Cisco: "Sconfitti dalla vita ma vincitori per la Storia"
Giulia Viviani
Si chiama «Fuori i secondi» ed è l’ultima fatica di Stefano «Cisco» Bellotti, ex frontman dei Modena City Ramblers e ad oggi apprezzato solista al terzo album. «Un’evoluzione personale di musica e canto», lo definisce Cisco, che spiega anche il molteplice senso del titolo del disco: «C’è un riferimento pugilistico al momento in cui bisogna riprendere la gara, lasciando che i 'secondi', ovvero gli assistenti, abbandonino il ring. Voglio sottolineare il fatto che secondo me il tempo è finito ed è giunta l’ora di rimettersi in gioco. Infine, 'i secondi', sono anche i personaggi che sono stati in qualche modo sconfitti dalla vita, ma che la storia ha rivalutato come vincitori». Non ci si aspetti di trovare un disco che snaturi la vocazione del cantautore in materia d’impegno sociale e di riferimento al folk come punto fisso, ma nel nuovo disco di Cisco troviamo anche diverse sperimentazioni. A livello musicale scopriamo addirittura una vena di psichedelia: «È un disco molto diverso dai precedenti, anche a livello di scrittura e di canto. Ho voluto osare di più». Ma ciò che sorprende maggiormente sono le storie, i personaggi raccontati, gli sconfitti che hanno saputo rivalersi sul posto che la storia aveva loro assegnato: Antonio Ligabue, pittore matto, reietto che ha passato la vita in una baracca sulla golena del Po ma che ha lasciato capolavori assoluti: «Le sue tigri, i suoi galli - spiega Cisco - siamo noi con la nostra ferocia. Poi c’è Yuri Gagarin, il cui mito è stato in parte offuscato dall’impresa di Neil Armstrong; il maratoneta Dorando Pietri e la sua epica gara londinese: arrivò primo ma venne squalificato per essere stato risollevato dai giudici sulla linea del traguardo.

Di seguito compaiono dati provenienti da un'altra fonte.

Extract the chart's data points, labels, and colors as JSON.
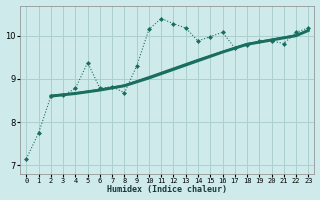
{
  "xlabel": "Humidex (Indice chaleur)",
  "bg_color": "#ceeaea",
  "grid_color": "#aacfcf",
  "line_color": "#1a6e60",
  "xlim": [
    -0.5,
    23.5
  ],
  "ylim": [
    6.8,
    10.7
  ],
  "yticks": [
    7,
    8,
    9,
    10
  ],
  "xticks": [
    0,
    1,
    2,
    3,
    4,
    5,
    6,
    7,
    8,
    9,
    10,
    11,
    12,
    13,
    14,
    15,
    16,
    17,
    18,
    19,
    20,
    21,
    22,
    23
  ],
  "s1_x": [
    0,
    1,
    2,
    3,
    4,
    5,
    6,
    7,
    8,
    9,
    10,
    11,
    12,
    13,
    14,
    15,
    16,
    17,
    18,
    19,
    20,
    21,
    22,
    23
  ],
  "s1_y": [
    7.15,
    7.75,
    8.6,
    8.62,
    8.78,
    9.38,
    8.78,
    8.82,
    8.68,
    9.3,
    10.15,
    10.4,
    10.28,
    10.18,
    9.88,
    9.98,
    10.08,
    9.72,
    9.78,
    9.88,
    9.88,
    9.82,
    10.08,
    10.18
  ],
  "s2_x": [
    2,
    4,
    6,
    8,
    10,
    12,
    14,
    16,
    18,
    20,
    22,
    23
  ],
  "s2_y": [
    8.6,
    8.66,
    8.74,
    8.84,
    9.02,
    9.22,
    9.42,
    9.62,
    9.8,
    9.9,
    10.0,
    10.12
  ],
  "s3_x": [
    2,
    4,
    6,
    8,
    10,
    12,
    14,
    16,
    18,
    20,
    22,
    23
  ],
  "s3_y": [
    8.62,
    8.68,
    8.76,
    8.86,
    9.05,
    9.25,
    9.45,
    9.64,
    9.82,
    9.92,
    10.02,
    10.14
  ]
}
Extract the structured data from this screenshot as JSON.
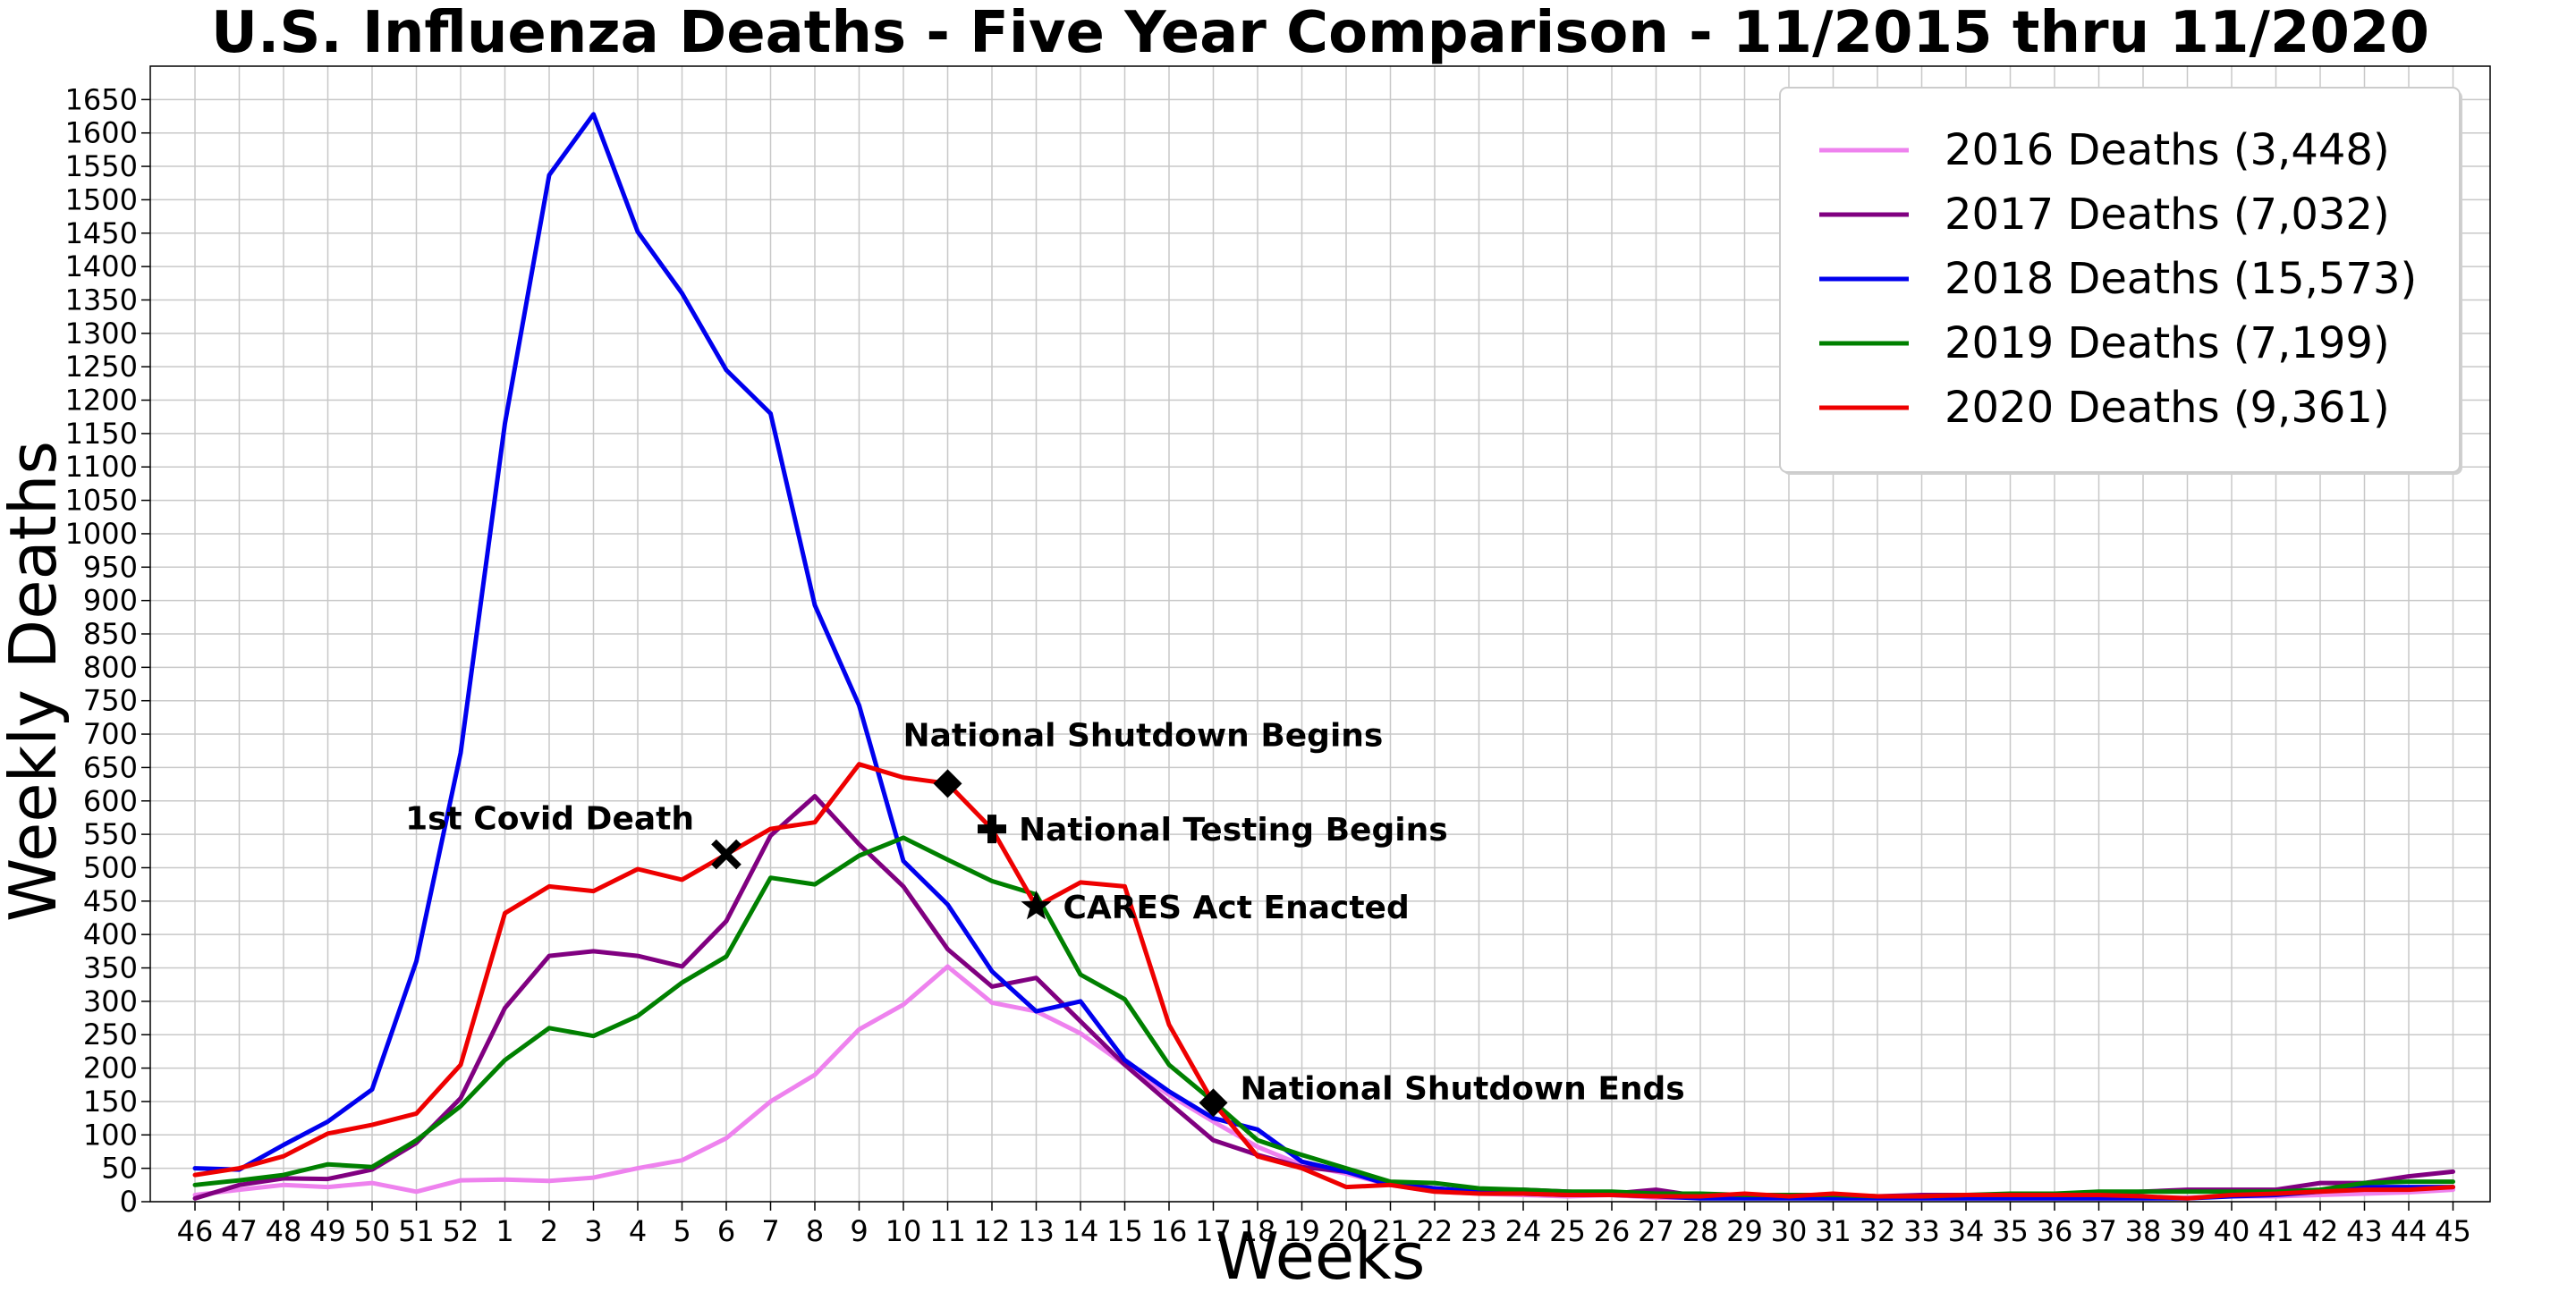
{
  "chart_data": {
    "type": "line",
    "title": "U.S. Influenza Deaths - Five Year Comparison - 11/2015 thru 11/2020",
    "xlabel": "Weeks",
    "ylabel": "Weekly Deaths",
    "grid": true,
    "legend_position": "top-right",
    "ylim": [
      0,
      1700
    ],
    "yticks": [
      0,
      50,
      100,
      150,
      200,
      250,
      300,
      350,
      400,
      450,
      500,
      550,
      600,
      650,
      700,
      750,
      800,
      850,
      900,
      950,
      1000,
      1050,
      1100,
      1150,
      1200,
      1250,
      1300,
      1350,
      1400,
      1450,
      1500,
      1550,
      1600,
      1650
    ],
    "categories": [
      "46",
      "47",
      "48",
      "49",
      "50",
      "51",
      "52",
      "1",
      "2",
      "3",
      "4",
      "5",
      "6",
      "7",
      "8",
      "9",
      "10",
      "11",
      "12",
      "13",
      "14",
      "15",
      "16",
      "17",
      "18",
      "19",
      "20",
      "21",
      "22",
      "23",
      "24",
      "25",
      "26",
      "27",
      "28",
      "29",
      "30",
      "31",
      "32",
      "33",
      "34",
      "35",
      "36",
      "37",
      "38",
      "39",
      "40",
      "41",
      "42",
      "43",
      "44",
      "45"
    ],
    "series": [
      {
        "name": "2016 Deaths (3,448)",
        "color": "#ee82ee",
        "values": [
          10,
          18,
          25,
          22,
          28,
          15,
          32,
          33,
          31,
          36,
          50,
          62,
          95,
          150,
          190,
          258,
          295,
          352,
          298,
          285,
          252,
          205,
          160,
          120,
          82,
          55,
          42,
          25,
          15,
          12,
          10,
          8,
          10,
          6,
          6,
          6,
          6,
          5,
          5,
          5,
          5,
          5,
          5,
          5,
          5,
          6,
          8,
          8,
          10,
          12,
          14,
          18
        ]
      },
      {
        "name": "2017 Deaths (7,032)",
        "color": "#800080",
        "values": [
          5,
          25,
          35,
          34,
          48,
          88,
          155,
          290,
          368,
          375,
          368,
          352,
          420,
          548,
          607,
          535,
          472,
          378,
          322,
          335,
          270,
          205,
          148,
          92,
          70,
          52,
          45,
          28,
          20,
          15,
          18,
          15,
          12,
          18,
          8,
          10,
          8,
          10,
          8,
          10,
          10,
          10,
          10,
          12,
          15,
          18,
          18,
          18,
          28,
          28,
          38,
          45
        ]
      },
      {
        "name": "2018 Deaths (15,573)",
        "color": "#0000ee",
        "values": [
          50,
          48,
          85,
          120,
          168,
          360,
          672,
          1165,
          1537,
          1628,
          1452,
          1360,
          1245,
          1180,
          893,
          743,
          510,
          445,
          345,
          285,
          300,
          212,
          165,
          125,
          108,
          60,
          45,
          25,
          20,
          15,
          12,
          10,
          10,
          8,
          5,
          5,
          5,
          5,
          5,
          5,
          5,
          5,
          5,
          5,
          5,
          5,
          8,
          10,
          15,
          22,
          22,
          22
        ]
      },
      {
        "name": "2019 Deaths (7,199)",
        "color": "#008000",
        "values": [
          25,
          32,
          40,
          56,
          52,
          92,
          143,
          212,
          260,
          248,
          278,
          328,
          367,
          485,
          475,
          518,
          545,
          512,
          480,
          460,
          340,
          303,
          205,
          150,
          92,
          70,
          50,
          30,
          28,
          20,
          18,
          15,
          15,
          12,
          12,
          10,
          10,
          10,
          8,
          8,
          10,
          12,
          12,
          15,
          15,
          15,
          15,
          15,
          18,
          28,
          30,
          30
        ]
      },
      {
        "name": "2020 Deaths (9,361)",
        "color": "#ee0000",
        "values": [
          40,
          50,
          68,
          102,
          115,
          132,
          205,
          432,
          472,
          465,
          498,
          482,
          520,
          558,
          568,
          655,
          635,
          626,
          558,
          442,
          478,
          472,
          265,
          148,
          68,
          50,
          22,
          25,
          15,
          12,
          12,
          10,
          10,
          8,
          8,
          12,
          8,
          12,
          8,
          8,
          10,
          10,
          10,
          10,
          8,
          5,
          10,
          12,
          15,
          18,
          18,
          22
        ]
      }
    ],
    "annotations": [
      {
        "label": "1st Covid Death",
        "x": "6",
        "y": 520,
        "marker": "x"
      },
      {
        "label": "National Shutdown Begins",
        "x": "11",
        "y": 626,
        "marker": "D"
      },
      {
        "label": "National Testing Begins",
        "x": "12",
        "y": 558,
        "marker": "P"
      },
      {
        "label": "CARES Act Enacted",
        "x": "13",
        "y": 442,
        "marker": "*"
      },
      {
        "label": "National Shutdown Ends",
        "x": "17",
        "y": 148,
        "marker": "D"
      }
    ]
  }
}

Infine Augusto Daolio che ha lasciato un segno indelebile nella cultura musicale italiana, anche se le classifiche non sempre lo hanno premiato». Ma «Fuori i secondi» è anche un disco sull’Italia, quella sempre più lontana da «La dolce vita», titolo del primo singolo: «Il nostro è un Paese finito - sentenzia Cisco - ma c’è sempre speranza, come canto in 'Credo' e 'I tempi siamo noi'. Basta lamentarsi e subire, i tempi sono belli o brutti, a seconda di come noi li facciamo: questa è un po’ la mia filosofia di vita». Cisco sarà ospite con la sua band venerdì al Fuori Orario dalle 22.30; alle 20 apertura del circolo con buffet gratuito fino alle 21.15 in compagnia dell’artista.